There is no doubt that these requisitions, in Russian “prodrazverstka”, saved the
communist regime during the war, but they also alienated the peasantry. All over the
country, riots of the peasants took place. Especially serious uprisings were in the
West Siberia and in Tambov Region.
Workers
The situation in the towns, the main source of the Bolshevik support, was in many
ways even worse than in the countryside. By the end of 1920, “total industrial output
had shrunk to about a fifth of 1913 levels”. The supply of fuel and raw materials had
reached a “particularly critical stage”. Nearly everywhere communications were
severely impaired, and “in some districts total paralysis had set in”. The breakdown of
the railroads held back the delivery of food. Workmen and other town people were put
on a starvation ratio (Avrich, 21-23).
At the same time, “inflation mounted to dizzying heights”. During 1920 alone, the
price of bread increased tenfold. A gold ruble that had cost seven paper rubles and 85
kopecks in 1917 cost at least 10,000 paper rubles in 1920 (Avrich, 24). The food
ration (payok) came to form “the nucleus of a workman’s wage”. Food was distributed
according to a preferential system. For example, “the workers of Petrograd’s metal-
smelting shops and blast furnaces received a daily ration of 800 grams of black bread,
…shock workers received 600 grams, and lesser categories 400 or even 200 grams”.
(Avrich, 23). In addition to a food ration, a worker received clothing and shoes from the
government, and sometimes “a fraction of his output”, which was usually bartered for
food (Avrich, 24).
Under the system of War Communism, all private trade was abolished, and a
normal exchange of goods between town and country virtually ceased to exist. In its
place a black market “quickly sprang into being”. “Bag-men” walked from village to
village, buying bread and other food that they would sell or barter in the city.

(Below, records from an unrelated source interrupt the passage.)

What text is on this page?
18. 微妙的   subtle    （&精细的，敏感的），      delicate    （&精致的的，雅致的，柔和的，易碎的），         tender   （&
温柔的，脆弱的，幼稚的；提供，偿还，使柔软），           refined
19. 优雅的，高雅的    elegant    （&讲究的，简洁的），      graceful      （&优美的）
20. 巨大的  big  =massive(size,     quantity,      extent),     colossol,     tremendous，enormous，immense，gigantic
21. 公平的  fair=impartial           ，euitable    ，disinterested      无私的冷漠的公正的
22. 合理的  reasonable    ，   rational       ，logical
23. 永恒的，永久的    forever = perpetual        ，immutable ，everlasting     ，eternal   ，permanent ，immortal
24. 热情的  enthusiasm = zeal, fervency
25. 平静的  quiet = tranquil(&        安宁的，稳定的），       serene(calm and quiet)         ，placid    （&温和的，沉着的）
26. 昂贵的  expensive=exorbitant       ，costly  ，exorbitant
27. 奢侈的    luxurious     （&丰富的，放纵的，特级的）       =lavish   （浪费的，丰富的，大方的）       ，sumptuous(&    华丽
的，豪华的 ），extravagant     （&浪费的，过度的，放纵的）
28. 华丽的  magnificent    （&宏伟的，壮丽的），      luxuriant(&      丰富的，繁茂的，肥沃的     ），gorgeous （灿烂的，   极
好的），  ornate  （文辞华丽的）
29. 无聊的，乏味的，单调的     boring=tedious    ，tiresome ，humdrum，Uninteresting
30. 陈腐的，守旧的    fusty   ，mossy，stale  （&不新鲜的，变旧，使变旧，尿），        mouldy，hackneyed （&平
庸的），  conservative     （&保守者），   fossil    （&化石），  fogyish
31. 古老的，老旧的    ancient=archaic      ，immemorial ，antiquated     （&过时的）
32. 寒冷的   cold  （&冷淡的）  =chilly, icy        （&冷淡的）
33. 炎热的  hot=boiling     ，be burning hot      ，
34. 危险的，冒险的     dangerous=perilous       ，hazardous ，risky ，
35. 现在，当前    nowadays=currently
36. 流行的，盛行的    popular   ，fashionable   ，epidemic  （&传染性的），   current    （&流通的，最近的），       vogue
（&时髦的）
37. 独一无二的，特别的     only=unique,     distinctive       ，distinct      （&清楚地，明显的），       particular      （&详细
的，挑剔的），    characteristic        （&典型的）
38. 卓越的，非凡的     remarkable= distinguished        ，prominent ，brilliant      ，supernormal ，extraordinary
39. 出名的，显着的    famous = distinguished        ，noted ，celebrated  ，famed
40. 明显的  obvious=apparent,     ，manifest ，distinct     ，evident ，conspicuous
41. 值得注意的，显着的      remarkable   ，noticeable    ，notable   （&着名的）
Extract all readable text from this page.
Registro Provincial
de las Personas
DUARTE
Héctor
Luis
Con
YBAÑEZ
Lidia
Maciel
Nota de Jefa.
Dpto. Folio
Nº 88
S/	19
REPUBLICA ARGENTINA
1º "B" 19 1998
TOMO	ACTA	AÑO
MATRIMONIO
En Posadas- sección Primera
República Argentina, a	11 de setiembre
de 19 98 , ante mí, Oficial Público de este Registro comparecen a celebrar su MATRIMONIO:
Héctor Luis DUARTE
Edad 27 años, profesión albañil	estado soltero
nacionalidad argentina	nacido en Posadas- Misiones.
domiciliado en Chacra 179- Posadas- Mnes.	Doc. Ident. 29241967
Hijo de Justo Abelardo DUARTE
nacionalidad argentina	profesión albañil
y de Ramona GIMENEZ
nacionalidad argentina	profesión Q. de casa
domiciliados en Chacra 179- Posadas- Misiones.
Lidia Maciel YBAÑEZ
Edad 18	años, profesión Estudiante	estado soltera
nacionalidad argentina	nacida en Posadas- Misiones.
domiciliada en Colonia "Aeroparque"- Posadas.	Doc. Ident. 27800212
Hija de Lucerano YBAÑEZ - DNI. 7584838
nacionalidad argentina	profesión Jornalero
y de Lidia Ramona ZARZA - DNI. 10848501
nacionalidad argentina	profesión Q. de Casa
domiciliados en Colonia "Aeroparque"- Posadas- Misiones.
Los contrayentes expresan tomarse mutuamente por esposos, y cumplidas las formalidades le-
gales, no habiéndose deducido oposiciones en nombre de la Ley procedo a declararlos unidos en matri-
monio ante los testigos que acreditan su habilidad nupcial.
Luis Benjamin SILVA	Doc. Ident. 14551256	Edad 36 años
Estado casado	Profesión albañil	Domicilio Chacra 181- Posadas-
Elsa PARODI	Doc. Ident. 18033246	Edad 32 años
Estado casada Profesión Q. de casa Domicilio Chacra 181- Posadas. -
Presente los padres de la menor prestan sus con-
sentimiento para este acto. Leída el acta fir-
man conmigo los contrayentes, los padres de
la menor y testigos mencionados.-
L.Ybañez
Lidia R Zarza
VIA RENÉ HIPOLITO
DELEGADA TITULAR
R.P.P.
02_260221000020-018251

The government did all it could to stop this illegal trade. Armed roadblock
detachments were deployed to guard the approaches to the cities. These
detachments confiscated food from “speculators”. It became nearly impossible for
workers to bring to the city any provisions to support their starving families.
Another major problem of the working class was a growing “regimentation of labor
under the system of War Communism”. Trotsky was blamed for it. He tried to apply
methods of a military discipline to the industrial economy. In January 1920, the Council
of people’s Commissars decreed a general labor obligation for all able-bodied adults.
Also, after the end of the Civil War, whole detachments of Red Army soldiers, instead
of being demobilized, were kept on as “labor soldiers” and “set to work to rescue
basic industry from collapse”. Menshevik leaders compared a new regimentation to
the Egyptian slavery (Avrich, 26-29).
The Baltic Fleet
As the vast majority of the Russian society, sailors of the Baltic Fleet were also
dissatisfied with and disappointed by the policy of the Bolshevik government. There
were two main reasons for it.
Firstly, after the end of the Civl War, men were able to obtain leave for the first time in
several years. Returning to their native villages and towns they could see the
requisition of grain and brutal methods by which it was executed by their own eyes.
Some sailors were stopped by roadblock detachments and searched for illegal food.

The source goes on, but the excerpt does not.